Un poisson entier est traditionnel, mais cette méthode peut être adaptée pour les filets de poisson. A cette occasion j'ai cuisiné un orata entier (daurade), qui a l'air dramatique, mais signifie avoir la faff de désossage, mais fournit également une tête à sucer. Vous pouvez servir le poisson avec de la sauce et des pommes de terre nouvelles. J'aime sortir le poisson et le garder au chaud, puis utiliser la sauce riche, maintenant au goût de la mer, pour les spaghettis. En y repensant, Vera m'a aussi appris à cuisiner des spaghettis, même si je savais comment, car demander à quelqu'un de vous montrer comment il cuisine quelque chose est une façon de devenir amis.
Adapté de la recette d'Angela Frenda pour la spigola all'acqua pazza dans son livre Racconti di Cucina (publié par Rizzoli).
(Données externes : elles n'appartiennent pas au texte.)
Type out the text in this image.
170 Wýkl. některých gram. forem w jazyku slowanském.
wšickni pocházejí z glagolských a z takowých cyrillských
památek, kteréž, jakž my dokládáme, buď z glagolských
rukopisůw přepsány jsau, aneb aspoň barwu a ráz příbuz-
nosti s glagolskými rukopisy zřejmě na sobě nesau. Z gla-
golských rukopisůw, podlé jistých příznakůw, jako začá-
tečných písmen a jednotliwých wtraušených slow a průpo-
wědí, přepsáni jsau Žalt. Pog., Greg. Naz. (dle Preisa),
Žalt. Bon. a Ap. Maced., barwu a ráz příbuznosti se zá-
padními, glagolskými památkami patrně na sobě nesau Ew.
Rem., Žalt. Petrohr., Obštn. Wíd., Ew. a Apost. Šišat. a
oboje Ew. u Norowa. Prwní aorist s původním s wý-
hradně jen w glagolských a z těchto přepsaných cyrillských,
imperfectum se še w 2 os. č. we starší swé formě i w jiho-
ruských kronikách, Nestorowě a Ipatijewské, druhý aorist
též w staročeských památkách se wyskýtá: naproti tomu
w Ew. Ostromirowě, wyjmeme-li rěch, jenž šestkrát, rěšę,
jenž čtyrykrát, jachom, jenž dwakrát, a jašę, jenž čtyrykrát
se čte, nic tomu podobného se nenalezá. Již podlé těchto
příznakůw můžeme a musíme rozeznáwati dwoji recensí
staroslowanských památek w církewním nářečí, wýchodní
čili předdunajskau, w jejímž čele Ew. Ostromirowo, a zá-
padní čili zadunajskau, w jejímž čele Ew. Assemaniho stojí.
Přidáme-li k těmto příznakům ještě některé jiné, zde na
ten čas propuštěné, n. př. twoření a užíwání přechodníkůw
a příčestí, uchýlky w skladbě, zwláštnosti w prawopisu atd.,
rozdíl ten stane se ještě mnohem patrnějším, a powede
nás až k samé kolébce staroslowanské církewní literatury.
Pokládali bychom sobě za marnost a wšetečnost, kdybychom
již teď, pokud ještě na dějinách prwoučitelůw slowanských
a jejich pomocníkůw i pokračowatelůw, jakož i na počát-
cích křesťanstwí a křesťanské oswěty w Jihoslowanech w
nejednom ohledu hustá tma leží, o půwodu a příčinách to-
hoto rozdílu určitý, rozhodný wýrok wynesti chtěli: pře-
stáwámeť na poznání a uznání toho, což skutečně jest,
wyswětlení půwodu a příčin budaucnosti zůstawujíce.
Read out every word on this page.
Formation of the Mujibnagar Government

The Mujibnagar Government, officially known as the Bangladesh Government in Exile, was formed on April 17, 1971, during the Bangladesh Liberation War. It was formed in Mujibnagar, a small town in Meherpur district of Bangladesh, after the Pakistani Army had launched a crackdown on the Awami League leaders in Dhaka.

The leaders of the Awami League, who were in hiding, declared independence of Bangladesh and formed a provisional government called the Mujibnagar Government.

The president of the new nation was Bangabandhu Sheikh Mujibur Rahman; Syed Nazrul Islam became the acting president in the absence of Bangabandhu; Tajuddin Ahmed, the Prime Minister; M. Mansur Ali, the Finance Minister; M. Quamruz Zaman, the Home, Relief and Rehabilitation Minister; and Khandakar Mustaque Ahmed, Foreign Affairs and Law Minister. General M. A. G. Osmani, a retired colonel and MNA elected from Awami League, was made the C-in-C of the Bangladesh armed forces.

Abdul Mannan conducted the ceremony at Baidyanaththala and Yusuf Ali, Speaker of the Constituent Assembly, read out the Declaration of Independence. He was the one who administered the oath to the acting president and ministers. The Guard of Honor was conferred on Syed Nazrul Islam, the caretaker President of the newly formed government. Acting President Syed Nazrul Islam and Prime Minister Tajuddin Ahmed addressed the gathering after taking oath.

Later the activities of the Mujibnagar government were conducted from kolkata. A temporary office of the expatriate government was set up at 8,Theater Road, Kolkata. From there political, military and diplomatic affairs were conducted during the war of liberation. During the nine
Si vous n'aimez pas les peaux de tomates, utilisez des tomates plus grosses et épluchez-les d'abord.
Pour 4 personnes
1 x 700g ou 2 x 350g de dorade ou de bar
6 cuillères à soupe d'huile d'olive extra vierge
2 gousses d'ail, pelées et hachées
1 piment rouge ou une pincée de flocons de piment rouge
500 g de tomates cerises/moyennes ou 2 boîtes de tomates prunes/cerises
Un petit bouquet de persil ficelé
200 ml de vin blanc sec
200 ml d'eau
Sel et poivre noir
Pour servir
400 g de spaghettis ou quelques pommes de terre bouillies
1 Si votre poissonnier ne l'a pas fait, éviscérez le poisson et grattez les écailles à l'aide du bord émoussé d'un couteau.
2 Dans une grande poêle à frire ou sauteuse avec couvercle, chauffer l'huile d'olive à feu moyen-doux et faire revenir doucement l'ail (hacher pour une saveur forte, écraser pour une saveur plus douce). Une fois l'ail parfumé, ajouter les tomates concassées, le piment et le bouquet de persil. Cuire en remuant jusqu'à ce que les tomates soient suffisamment tendres pour être écrasées dans l'huile.
3 Ajouter le vin et laisser grésiller pendant une minute, puis ajouter l'eau et une pincée de sel. Déposer le poisson sur la sauce et couvrir en réduisant le feu pour que le bouillon mijote. Si vous prévoyez des pâtes pour le bouillon, faites bouillir une grande casserole d'eau et chronométrez les pâtes pour qu'elles soient prêtes juste après le poisson.
4 Un poisson de 350 g cuira en 13 à 15 minutes environ, un plus gros en 20 à 25 minutes. Je retourne des poissons plus gros à mi-cuisson. Vous saurez quand le poisson sera cuit car l'oeil sera trouble, et si vous utilisez la pointe d'un couteau vous retrouverez de la chair près de l'épine blanche, qui n'est plus translucide. Une fois cuit, déposer le poisson sur un plat de service chaud. Si le bouillon vous paraît peu épais, réduisez-le à feu vif, puis mélangez-le aux pâtes égouttées, aux pommes de terre cuites ou servez simplement en sauce avec le poisson.